As the stock market crashes and the global economy reels from President Donald Trump's illogical and reckless tariffs, Trump's supporters are doing their best to put a positive spin on the crisis he has created.
For example, Christian nationalist pseudo-historian Tim Barton claims that support for Trump's tariff policy can be found in the Bible.
To make his case, Barton cited the story in Matthew 17 where Jesus and Peter were discussing paying the “temple tax.” In this passage, Jesus argued that just as the “kings of the earth” do not levy taxes on their own children, neither should he, as the son of God, be required to pay the tax in order to enter the temple.
24 After Jesus and his disciples arrived in Capernaum, the collectors of the two-drachma temple tax came to Peter and asked, “Doesn’t your teacher pay the temple tax?”
25 “Yes, he does,” he replied.
When Peter came into the house, Jesus was the first to speak. “What do you think, Simon?” he asked. “From whom do the kings of the earth collect duty and taxes—from their own children or from others?”

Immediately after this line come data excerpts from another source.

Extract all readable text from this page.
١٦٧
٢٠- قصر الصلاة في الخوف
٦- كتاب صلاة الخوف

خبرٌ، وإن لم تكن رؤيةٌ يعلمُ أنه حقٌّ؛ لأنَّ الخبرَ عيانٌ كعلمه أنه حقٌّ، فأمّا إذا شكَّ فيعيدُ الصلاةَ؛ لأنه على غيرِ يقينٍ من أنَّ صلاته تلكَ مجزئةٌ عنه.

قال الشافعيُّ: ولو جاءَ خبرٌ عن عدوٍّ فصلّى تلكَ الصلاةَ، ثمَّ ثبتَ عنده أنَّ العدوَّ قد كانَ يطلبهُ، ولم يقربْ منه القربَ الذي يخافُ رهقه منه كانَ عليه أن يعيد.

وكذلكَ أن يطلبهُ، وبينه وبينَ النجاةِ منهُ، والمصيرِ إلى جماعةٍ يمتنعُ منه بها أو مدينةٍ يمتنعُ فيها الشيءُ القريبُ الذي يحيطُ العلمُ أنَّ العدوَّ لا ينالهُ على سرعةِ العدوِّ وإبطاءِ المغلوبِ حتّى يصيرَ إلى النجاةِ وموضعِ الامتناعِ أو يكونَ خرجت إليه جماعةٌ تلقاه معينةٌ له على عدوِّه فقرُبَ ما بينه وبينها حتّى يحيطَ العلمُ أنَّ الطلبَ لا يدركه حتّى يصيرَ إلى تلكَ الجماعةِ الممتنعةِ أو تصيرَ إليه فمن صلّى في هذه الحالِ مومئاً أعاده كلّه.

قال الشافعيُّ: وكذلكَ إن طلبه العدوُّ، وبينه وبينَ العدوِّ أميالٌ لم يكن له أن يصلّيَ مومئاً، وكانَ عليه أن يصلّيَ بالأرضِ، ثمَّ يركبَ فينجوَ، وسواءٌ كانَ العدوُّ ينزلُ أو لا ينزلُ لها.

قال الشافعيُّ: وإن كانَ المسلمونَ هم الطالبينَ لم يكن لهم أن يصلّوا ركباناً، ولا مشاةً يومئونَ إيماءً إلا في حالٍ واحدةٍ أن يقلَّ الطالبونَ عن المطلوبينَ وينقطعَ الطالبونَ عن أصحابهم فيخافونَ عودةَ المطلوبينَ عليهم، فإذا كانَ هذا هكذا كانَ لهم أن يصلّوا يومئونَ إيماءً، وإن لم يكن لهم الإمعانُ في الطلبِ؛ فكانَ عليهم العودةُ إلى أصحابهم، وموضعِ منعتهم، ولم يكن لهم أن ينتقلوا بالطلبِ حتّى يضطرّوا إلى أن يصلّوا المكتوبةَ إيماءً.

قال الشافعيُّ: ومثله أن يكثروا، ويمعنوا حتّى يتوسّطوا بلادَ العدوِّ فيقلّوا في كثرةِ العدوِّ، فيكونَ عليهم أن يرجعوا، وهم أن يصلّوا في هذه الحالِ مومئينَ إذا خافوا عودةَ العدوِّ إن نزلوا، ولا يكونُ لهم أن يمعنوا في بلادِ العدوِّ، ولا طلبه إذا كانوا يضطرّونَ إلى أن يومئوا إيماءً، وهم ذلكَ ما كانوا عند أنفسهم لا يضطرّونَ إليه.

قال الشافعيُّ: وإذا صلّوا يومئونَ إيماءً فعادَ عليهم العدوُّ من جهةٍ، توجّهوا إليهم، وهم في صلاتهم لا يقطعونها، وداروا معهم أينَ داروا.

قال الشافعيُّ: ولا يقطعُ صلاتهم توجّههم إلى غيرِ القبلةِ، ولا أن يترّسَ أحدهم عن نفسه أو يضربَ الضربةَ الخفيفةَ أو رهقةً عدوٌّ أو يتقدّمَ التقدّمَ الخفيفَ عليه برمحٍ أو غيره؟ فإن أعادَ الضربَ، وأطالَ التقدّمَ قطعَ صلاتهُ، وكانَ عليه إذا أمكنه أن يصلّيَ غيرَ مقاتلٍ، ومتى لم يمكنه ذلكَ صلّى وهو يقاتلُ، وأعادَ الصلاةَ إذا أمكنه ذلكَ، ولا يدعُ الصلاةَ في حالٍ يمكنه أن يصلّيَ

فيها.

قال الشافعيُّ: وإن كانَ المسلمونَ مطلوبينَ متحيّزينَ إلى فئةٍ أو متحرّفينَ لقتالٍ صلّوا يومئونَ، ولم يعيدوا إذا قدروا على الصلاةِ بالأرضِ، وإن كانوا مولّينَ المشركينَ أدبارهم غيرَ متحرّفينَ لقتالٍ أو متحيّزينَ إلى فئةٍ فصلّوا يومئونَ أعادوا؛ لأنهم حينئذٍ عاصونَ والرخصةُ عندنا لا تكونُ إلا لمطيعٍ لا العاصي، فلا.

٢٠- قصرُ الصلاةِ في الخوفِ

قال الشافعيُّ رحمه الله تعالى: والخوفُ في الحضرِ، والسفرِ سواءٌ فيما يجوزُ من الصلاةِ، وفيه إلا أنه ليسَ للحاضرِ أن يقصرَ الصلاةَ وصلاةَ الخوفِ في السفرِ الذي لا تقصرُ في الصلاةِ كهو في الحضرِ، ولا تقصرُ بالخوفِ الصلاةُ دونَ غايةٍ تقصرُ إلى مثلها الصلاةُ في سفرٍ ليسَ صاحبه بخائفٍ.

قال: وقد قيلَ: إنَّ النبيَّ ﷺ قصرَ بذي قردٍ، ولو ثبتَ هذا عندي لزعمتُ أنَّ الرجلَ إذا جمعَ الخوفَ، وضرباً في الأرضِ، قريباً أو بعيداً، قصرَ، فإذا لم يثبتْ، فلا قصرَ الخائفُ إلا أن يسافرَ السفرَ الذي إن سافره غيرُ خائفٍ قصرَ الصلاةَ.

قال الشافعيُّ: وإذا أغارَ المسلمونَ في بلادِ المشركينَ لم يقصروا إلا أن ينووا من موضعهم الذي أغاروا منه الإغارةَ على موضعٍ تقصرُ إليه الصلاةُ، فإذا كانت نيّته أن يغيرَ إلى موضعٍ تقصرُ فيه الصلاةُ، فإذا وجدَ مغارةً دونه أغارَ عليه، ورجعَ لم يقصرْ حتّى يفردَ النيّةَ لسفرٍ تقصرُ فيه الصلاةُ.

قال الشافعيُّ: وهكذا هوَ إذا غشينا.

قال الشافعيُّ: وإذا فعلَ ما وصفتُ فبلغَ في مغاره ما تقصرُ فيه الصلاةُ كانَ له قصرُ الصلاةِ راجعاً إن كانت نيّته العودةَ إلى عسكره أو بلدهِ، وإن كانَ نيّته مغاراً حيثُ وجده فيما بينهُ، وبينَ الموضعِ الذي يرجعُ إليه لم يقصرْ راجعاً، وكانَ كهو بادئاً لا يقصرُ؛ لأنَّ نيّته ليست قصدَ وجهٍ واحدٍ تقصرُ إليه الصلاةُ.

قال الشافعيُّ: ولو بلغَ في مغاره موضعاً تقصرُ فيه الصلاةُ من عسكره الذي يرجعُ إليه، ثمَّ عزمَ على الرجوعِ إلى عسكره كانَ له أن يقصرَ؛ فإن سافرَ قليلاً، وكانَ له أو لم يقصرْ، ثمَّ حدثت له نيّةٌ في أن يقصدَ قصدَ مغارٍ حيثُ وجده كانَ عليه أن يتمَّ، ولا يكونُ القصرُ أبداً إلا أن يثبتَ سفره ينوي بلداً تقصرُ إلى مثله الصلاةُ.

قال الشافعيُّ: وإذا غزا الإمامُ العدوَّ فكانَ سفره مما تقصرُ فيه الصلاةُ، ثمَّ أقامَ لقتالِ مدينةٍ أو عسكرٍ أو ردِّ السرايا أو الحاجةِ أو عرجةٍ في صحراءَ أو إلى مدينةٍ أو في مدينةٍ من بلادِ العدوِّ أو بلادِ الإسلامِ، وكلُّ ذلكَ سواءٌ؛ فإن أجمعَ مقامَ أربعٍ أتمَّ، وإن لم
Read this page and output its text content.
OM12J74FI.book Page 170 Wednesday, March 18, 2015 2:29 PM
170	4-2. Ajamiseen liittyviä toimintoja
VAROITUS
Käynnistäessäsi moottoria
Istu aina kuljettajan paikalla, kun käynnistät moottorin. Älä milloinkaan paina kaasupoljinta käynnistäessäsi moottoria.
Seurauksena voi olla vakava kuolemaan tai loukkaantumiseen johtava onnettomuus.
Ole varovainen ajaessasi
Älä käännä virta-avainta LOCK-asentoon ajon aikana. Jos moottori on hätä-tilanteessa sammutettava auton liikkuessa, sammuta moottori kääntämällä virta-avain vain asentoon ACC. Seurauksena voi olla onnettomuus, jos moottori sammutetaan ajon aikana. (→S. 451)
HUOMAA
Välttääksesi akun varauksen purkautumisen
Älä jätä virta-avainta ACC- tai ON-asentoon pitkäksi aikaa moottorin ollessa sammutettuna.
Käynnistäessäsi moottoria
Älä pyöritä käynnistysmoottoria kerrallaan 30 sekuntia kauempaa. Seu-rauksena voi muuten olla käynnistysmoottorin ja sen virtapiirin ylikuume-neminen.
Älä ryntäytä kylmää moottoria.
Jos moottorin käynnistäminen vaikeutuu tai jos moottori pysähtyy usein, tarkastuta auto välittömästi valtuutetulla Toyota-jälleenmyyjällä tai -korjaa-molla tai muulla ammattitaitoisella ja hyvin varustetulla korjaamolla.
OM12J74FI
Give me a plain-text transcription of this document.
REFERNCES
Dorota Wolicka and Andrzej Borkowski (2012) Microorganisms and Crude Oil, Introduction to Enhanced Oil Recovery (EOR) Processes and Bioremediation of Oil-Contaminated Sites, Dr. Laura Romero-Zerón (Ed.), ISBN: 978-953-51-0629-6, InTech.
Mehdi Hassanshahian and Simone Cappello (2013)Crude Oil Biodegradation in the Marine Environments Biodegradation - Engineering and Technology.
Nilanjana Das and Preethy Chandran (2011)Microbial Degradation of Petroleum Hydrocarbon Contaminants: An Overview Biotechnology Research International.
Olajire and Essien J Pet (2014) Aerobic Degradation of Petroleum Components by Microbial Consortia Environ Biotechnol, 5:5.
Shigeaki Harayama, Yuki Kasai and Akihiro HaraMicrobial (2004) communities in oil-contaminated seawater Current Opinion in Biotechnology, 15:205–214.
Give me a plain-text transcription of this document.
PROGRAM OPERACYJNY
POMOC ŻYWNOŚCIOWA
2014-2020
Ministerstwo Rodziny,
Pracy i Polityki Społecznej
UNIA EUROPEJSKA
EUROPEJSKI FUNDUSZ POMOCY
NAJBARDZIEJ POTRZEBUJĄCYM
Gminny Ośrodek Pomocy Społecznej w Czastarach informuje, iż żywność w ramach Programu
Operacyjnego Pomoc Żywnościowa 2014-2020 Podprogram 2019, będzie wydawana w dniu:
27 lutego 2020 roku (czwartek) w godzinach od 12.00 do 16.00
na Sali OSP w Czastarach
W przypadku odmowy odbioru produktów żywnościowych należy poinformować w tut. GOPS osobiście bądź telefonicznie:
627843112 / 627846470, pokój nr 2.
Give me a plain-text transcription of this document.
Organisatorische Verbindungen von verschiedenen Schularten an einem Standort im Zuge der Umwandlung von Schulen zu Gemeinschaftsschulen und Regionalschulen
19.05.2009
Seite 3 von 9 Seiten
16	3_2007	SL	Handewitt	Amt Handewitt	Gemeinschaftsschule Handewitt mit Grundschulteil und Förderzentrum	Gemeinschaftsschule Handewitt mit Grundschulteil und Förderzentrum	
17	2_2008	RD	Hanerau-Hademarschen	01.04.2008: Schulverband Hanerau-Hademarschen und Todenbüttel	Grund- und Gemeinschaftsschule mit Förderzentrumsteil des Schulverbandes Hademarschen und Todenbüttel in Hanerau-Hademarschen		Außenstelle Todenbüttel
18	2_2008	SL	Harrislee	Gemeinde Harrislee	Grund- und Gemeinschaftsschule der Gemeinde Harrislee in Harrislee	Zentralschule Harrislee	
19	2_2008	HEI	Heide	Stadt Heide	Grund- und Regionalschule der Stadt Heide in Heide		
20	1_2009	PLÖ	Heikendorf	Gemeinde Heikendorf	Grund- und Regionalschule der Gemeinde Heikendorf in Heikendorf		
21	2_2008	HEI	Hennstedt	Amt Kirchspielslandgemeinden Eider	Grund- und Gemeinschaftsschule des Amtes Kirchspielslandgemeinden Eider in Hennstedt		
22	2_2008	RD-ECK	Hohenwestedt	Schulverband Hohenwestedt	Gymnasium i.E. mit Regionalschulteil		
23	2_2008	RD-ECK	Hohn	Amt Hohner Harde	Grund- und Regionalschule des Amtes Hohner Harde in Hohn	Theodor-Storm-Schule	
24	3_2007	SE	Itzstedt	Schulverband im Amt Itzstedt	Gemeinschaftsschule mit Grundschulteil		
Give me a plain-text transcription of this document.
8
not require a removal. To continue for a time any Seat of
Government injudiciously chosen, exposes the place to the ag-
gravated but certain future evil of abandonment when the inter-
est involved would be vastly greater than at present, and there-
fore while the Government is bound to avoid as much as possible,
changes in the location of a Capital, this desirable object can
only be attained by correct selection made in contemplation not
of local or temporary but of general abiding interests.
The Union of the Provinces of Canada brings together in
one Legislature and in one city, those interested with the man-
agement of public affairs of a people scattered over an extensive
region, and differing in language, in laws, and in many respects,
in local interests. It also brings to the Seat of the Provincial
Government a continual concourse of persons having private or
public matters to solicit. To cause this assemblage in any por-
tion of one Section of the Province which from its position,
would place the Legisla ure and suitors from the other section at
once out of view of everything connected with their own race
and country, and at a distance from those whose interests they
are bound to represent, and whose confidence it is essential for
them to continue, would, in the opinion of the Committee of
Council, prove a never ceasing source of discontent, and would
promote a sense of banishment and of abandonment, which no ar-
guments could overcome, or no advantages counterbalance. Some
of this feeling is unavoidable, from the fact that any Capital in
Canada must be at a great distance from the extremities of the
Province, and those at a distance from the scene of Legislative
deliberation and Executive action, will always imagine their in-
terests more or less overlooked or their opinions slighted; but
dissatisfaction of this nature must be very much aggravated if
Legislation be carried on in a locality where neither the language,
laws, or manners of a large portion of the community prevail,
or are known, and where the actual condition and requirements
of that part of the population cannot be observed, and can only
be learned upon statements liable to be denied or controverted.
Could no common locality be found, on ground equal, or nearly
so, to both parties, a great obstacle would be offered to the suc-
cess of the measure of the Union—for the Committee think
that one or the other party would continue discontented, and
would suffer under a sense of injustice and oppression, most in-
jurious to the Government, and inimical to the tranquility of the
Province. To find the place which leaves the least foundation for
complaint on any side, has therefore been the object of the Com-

26 “From others,” Peter answered.
“Then the children are exempt,” Jesus said to him. 27 “But so that we may not cause offense, go to the lake and throw out your line. Take the first fish you catch; open its mouth and you will find a four-drachma coin. Take it and give it to them for my tax and yours.”
In Barton's view, this exchange amounts to Jesus endorsing tariffs.
"One of the things in the Bible that when it gets into taxes and Jesus was questioned about paying the temple tax," Barton said. "[Jesus] says, 'Do the kings tax the sons or the foreigners?' And Peter says, 'Well, of course it's the foreigners,' and Jesus said, 'Well, I agree, but since we don't want to offend them, go and catch a fish [with a] coin in the mouth and we're gonna pay the taxes.'"
"It's interesting because a tariff is a tax on foreign goods," he continued. "When Jesus is asking like this semi-rhetorical question—what to them is an obvious answer, like, the king doesn't tax their own sons, they don't tax their own people, they tax the foreigners—we oftentimes read the Bible and don't connect what the reality is of where that application is. What is he really saying? He's making a connection that it's obvious that we should be taxing the people that are bringing goods in, not just taxing the people that are making goods here."
"It's just interesting that so often we can read scripture and see a story and miss sometimes direct application," Barton added. "In my mind this was direct application for tariffs. The idea that Jesus is asking this question of, 'Do king tax sons or foreigners?' and the answer was obvious, well, the king taxes foreigners, not the sons, which is what a tariff is."
On no level does Barton's argument make any sense.
First of all, Jesus was not teaching a parable about economics, but was rather signaling he was exempt from the temple tax, which was established in Exodus and reaffirmed in Nehemiah, because of his unique position as the son of God.
Secondly, Jesus did not say that kings only tax foreigners, as Barton claimed. He simply said that kings do not tax their own literal children. Instead, Jesus said, kings collect taxes "from others," meaning their subjects.
Finally, it is widely known that tariffs are a tax on importers and are not, therefore, paid by "foreigners," as Barton said. Instead, tariffs drive up the prices paid by consumers. As such, even if Barton's interpretation of this passage in Matthew was accurate, Trump's tariffs would be decidedly unbiblical since they amount to a tax on "his children."
Barton's argument is utter nonsense and is a prime example of the way in which Christian nationalists routinely misrepresent passages from the Bible and rip them out of context in order to promote their right-wing political agenda. In this regard he continues to follow in the footsteps of his father David, who has claimed that Jesus’ parables and other scriptural passages mean that God is opposed to minimum wage laws, capital gains taxes, and “socialist union kind of stuff.”